RUN CGO_ENABLED=0 GOOS=linux go build -ldflags="-s -w" -o memory-server cmd/memory-server/main.go
# Stage 2: Run
FROM alpine:latest
RUN apk --no-cache add ca-certificates
WORKDIR /root/
COPY --from=builder /app/memory-server .
EXPOSE 8080 9090
CMD ["./memory-server"]Required environment variables for AKS pods are set via kubectl during the pipeline deploy step. All sensitive values (credentials, API keys) must be in Kubernetes Secrets, not ConfigMaps.
Minimum resource allocation (production):
| Component | CPU request | CPU limit | Memory request | Memory limit |
|---|---|---|---|---|
| memory-os pod | 500m | 2000m | 512Mi | 2Gi |
| ArangoDB DBServer | 4 vCPU | 8 vCPU | 16Gi | 32Gi |
| Redis | 250m | 500m | 256Mi | 512Mi |
| Milvus | 1000m | 2000m | 2Gi | 4Gi |
For ArangoDB storage and IOPS requirements, see docs/ARANGODB_INFRA_SPEC.md.
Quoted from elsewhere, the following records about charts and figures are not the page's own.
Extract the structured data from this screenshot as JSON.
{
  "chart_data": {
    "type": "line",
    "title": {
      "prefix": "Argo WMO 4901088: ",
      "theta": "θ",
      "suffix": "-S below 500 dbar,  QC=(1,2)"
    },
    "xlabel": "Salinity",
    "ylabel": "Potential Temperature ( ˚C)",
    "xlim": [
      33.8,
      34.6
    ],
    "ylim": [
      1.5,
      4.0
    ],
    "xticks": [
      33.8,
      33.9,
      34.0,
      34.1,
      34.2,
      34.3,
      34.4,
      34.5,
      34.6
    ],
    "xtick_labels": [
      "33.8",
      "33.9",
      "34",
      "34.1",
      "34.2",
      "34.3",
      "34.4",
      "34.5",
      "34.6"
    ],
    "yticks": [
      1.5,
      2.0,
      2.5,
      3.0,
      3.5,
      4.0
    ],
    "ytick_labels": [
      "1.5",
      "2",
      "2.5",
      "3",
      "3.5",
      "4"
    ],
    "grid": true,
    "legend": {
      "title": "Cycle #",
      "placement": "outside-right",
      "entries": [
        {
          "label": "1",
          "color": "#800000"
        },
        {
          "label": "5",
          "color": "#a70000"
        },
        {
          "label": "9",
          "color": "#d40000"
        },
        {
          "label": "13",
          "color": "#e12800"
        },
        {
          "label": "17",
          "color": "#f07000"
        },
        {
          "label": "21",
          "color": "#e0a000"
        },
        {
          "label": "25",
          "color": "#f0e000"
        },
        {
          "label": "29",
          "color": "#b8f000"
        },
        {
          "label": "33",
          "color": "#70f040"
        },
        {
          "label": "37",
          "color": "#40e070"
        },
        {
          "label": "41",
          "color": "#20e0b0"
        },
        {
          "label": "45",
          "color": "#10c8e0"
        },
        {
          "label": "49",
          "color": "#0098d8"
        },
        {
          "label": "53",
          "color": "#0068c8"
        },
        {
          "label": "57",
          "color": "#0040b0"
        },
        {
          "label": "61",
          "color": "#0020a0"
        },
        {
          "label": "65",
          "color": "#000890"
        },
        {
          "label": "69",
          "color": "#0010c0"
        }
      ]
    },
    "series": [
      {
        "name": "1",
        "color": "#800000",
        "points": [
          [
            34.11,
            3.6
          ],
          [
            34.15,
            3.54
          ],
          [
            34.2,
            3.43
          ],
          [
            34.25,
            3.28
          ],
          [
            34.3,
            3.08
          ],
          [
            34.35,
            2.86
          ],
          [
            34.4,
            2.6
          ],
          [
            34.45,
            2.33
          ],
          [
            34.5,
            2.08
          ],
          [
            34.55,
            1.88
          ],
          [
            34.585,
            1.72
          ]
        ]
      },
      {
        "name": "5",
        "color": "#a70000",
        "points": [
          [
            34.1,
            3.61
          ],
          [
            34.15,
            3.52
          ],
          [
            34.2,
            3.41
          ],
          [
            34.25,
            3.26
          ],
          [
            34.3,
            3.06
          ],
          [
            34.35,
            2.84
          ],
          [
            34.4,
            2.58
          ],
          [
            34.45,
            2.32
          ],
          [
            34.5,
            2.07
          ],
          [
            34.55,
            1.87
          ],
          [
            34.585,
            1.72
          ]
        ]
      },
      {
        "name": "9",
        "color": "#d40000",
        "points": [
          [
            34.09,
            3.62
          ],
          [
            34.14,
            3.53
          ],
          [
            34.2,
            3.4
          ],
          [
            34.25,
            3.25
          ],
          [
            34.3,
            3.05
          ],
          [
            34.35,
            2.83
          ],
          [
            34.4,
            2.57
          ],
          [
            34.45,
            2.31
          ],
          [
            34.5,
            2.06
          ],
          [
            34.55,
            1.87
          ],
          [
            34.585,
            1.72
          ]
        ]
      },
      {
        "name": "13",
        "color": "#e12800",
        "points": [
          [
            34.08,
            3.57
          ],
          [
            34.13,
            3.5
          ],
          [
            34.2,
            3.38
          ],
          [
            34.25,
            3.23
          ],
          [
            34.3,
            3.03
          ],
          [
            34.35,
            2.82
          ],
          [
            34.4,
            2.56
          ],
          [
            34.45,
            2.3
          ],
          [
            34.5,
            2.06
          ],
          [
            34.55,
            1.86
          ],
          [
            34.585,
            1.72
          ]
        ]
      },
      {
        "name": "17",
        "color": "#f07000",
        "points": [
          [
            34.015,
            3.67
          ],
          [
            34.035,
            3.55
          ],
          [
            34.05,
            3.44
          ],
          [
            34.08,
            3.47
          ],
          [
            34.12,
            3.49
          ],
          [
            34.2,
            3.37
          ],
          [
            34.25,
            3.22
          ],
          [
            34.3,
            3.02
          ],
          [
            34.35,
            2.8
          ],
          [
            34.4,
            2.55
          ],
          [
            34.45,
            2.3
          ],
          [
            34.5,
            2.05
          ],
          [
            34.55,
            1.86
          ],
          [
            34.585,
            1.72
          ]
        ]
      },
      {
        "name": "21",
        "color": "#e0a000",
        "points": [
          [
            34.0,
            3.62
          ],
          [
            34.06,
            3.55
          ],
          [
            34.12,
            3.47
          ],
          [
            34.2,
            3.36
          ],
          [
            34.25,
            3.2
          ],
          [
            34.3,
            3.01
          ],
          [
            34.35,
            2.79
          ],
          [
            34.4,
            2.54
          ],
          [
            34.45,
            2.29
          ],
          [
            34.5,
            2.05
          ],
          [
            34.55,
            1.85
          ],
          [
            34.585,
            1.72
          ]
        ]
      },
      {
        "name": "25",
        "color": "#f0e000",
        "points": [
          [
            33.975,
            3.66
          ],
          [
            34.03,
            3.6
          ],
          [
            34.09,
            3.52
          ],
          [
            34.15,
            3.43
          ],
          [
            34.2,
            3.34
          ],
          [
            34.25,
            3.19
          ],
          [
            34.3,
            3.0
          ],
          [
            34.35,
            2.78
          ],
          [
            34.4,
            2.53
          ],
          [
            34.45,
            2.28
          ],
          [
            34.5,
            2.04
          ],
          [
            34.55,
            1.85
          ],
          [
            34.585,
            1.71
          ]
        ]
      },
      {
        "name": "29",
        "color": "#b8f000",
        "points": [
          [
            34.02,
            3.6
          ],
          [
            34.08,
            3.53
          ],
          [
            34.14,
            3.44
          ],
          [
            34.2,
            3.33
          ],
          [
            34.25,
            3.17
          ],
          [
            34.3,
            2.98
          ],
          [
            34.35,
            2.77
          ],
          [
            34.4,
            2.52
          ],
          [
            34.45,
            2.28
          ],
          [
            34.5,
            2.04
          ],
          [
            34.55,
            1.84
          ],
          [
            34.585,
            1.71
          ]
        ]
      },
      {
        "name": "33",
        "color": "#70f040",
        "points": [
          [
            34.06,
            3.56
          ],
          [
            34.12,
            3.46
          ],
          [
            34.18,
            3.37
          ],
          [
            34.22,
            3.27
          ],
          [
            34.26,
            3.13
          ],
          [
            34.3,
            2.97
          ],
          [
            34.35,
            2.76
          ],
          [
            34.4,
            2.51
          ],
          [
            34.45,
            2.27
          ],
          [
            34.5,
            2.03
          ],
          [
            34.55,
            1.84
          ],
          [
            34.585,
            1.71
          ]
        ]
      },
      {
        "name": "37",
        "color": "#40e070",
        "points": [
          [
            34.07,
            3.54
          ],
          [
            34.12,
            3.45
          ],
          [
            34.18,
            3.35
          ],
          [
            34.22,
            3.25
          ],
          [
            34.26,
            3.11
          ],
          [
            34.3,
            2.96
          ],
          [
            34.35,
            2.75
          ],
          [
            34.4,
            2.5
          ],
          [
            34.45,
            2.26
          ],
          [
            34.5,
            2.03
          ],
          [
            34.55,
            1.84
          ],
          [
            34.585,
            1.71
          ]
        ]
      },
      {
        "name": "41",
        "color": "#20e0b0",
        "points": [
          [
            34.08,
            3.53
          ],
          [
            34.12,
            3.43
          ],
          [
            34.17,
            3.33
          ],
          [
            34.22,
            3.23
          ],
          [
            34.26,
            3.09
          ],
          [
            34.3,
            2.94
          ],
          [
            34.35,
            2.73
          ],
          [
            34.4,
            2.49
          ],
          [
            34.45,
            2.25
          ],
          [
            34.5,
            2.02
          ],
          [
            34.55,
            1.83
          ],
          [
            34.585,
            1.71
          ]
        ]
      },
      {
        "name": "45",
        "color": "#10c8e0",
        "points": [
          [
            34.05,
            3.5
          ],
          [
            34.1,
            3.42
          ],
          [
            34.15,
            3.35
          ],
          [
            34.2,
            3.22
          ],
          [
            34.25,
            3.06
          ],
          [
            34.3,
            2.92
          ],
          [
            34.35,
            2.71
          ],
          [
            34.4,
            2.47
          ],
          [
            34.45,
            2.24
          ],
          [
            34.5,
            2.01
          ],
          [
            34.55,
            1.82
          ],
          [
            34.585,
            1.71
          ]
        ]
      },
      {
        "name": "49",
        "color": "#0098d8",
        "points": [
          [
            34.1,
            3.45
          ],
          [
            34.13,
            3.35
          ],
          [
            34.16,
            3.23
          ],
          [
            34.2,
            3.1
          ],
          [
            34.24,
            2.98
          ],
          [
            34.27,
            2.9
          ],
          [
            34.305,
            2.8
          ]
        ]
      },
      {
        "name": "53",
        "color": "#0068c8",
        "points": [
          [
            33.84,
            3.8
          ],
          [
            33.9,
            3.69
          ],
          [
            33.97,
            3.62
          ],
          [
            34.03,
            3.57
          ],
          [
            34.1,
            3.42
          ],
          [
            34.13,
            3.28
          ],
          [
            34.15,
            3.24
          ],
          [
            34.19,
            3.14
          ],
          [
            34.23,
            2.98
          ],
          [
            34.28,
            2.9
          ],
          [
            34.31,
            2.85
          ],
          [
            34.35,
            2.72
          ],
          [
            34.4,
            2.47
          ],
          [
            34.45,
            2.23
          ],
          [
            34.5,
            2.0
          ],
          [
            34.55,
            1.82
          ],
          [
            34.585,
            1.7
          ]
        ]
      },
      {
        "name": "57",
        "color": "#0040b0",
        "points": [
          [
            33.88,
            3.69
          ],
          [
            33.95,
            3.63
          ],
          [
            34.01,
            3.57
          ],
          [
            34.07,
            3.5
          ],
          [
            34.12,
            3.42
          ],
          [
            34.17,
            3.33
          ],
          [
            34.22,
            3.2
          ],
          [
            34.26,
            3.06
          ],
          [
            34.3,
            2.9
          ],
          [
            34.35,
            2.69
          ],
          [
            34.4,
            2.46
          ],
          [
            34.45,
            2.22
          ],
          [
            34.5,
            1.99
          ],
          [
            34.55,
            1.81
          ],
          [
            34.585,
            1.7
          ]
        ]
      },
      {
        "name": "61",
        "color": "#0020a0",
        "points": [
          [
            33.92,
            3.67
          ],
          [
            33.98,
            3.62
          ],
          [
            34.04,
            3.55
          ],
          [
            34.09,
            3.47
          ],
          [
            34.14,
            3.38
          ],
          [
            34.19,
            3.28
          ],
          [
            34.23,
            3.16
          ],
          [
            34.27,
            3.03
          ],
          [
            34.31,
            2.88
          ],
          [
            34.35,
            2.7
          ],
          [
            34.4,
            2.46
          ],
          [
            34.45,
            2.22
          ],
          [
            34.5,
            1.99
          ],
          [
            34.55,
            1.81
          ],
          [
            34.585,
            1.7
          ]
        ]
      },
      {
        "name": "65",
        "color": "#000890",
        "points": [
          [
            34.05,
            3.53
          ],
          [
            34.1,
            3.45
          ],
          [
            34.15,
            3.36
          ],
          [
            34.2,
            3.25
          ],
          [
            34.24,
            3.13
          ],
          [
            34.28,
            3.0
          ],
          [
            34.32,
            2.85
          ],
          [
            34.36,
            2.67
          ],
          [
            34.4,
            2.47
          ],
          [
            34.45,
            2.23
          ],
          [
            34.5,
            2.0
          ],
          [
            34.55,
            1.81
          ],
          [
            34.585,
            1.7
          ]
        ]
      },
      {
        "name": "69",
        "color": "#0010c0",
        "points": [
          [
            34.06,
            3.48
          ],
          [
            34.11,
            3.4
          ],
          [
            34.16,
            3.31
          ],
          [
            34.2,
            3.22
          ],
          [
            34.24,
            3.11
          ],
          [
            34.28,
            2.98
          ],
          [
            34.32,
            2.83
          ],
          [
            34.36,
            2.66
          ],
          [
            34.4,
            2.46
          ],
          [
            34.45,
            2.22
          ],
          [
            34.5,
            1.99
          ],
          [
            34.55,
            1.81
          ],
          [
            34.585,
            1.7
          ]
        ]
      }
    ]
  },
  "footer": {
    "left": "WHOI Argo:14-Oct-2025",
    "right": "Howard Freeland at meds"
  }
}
Community detection must be scheduled externally. Apply this manifest to the dromos-memory-os namespace:
apiVersion: batch/v1
kind: CronJob
metadata:
name: memory-os-analytics
namespace: dromos-memory-os
spec:
schedule: "0 3 * * *" # 03:00 UTC daily
jobTemplate:
spec:
template:
spec:
containers:
- name: trigger
image: curlimages/curl:latest
command:
- curl
- -X
- POST
- -H
- "X-API-Key: $(MEMORY_OS_API_KEY)"
- http://memory-os.dromos-memory-os.svc.cluster.local:8080/api/v1/admin/analytics/trigger
restartPolicy: OnFailureThe full OpenAPI v2 specification is at docs/api/openapi.json. To view interactively:
- Open Swagger Editor
- File → Import
docs/api/openapi.json
Or serve locally:
docker run -p 8081:8080 -e SWAGGER_JSON=/api/openapi.json \
-v $(pwd)/docs/api:/api swaggerapi/swagger-uiAthena MemOS — giving AI the gift of memory.